When you’re authentic and doing something that you love, people sense that.
In my writing, that’s the North Star for me, what do I care about? What am I passionate about? When I wake up in the morning, what makes me excited to jump out of bed and go do? That’s really the most important thing in life, and anything that’s not that, be aware of it. It’s very easy to get caught up in what you think is important verse what actually means a lot to you.
Are you writing now?
James: Yes. I think I’ve always been a writer, so that’s what I’ve been doing, I’ve been writing and developing. The last show I starred in I co-created and showran and I wrote every episode.
You each have two siblings, did you always want a big family?
James: I did. I feel like I told her, but she says I didn’t.
Kimberly: You did say when you first wrapped your arms around me you felt all the babies we were going to have together. I just didn’t know how many babies that meant. I think a big family has been a surprise to me, but I love it.
How do you feel about the Austin storms?
Kimberly: There’s a mix of magic and terror to the storms here. There’s a beautiful, mythical feeling to the sky here. It has its own personality.
James: It goes back to acceptance of the present moment and what’s happening right now.

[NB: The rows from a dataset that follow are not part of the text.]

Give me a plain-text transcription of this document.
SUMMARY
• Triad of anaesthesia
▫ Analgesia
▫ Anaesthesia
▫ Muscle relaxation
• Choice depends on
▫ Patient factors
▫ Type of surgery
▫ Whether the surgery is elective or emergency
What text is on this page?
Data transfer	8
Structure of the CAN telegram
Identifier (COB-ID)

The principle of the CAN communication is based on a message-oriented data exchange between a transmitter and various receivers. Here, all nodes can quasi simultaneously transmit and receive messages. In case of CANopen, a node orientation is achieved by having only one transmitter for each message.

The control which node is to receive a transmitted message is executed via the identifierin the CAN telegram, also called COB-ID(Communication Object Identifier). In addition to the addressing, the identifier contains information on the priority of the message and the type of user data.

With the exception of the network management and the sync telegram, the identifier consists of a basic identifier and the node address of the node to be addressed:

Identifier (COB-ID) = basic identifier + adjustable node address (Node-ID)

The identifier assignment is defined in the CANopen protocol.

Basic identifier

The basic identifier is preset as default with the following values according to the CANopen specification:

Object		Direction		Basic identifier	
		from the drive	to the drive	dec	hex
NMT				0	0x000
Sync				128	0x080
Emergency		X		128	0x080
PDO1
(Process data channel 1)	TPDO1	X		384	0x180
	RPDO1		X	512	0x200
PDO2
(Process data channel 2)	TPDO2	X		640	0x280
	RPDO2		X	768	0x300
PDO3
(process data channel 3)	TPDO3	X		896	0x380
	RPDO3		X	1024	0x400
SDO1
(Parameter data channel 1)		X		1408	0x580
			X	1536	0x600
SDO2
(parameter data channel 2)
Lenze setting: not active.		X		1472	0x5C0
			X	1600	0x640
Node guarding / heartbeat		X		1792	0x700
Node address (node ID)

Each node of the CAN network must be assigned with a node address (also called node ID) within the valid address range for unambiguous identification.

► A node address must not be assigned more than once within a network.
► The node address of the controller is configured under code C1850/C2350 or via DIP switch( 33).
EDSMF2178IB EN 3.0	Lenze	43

James: When I talk about living in harmony with my environment, I think a lot of that is just looking for the signs, and looking for the connections and synchronicities, and following those. And listening to that really quiet little whisper that comes from deep inside your soul over the nervous chatterbox that lives inside your head that speaks a lot louder.
I think when you follow that quiet voice, logical or not, I do believe a lot of good can come out of it.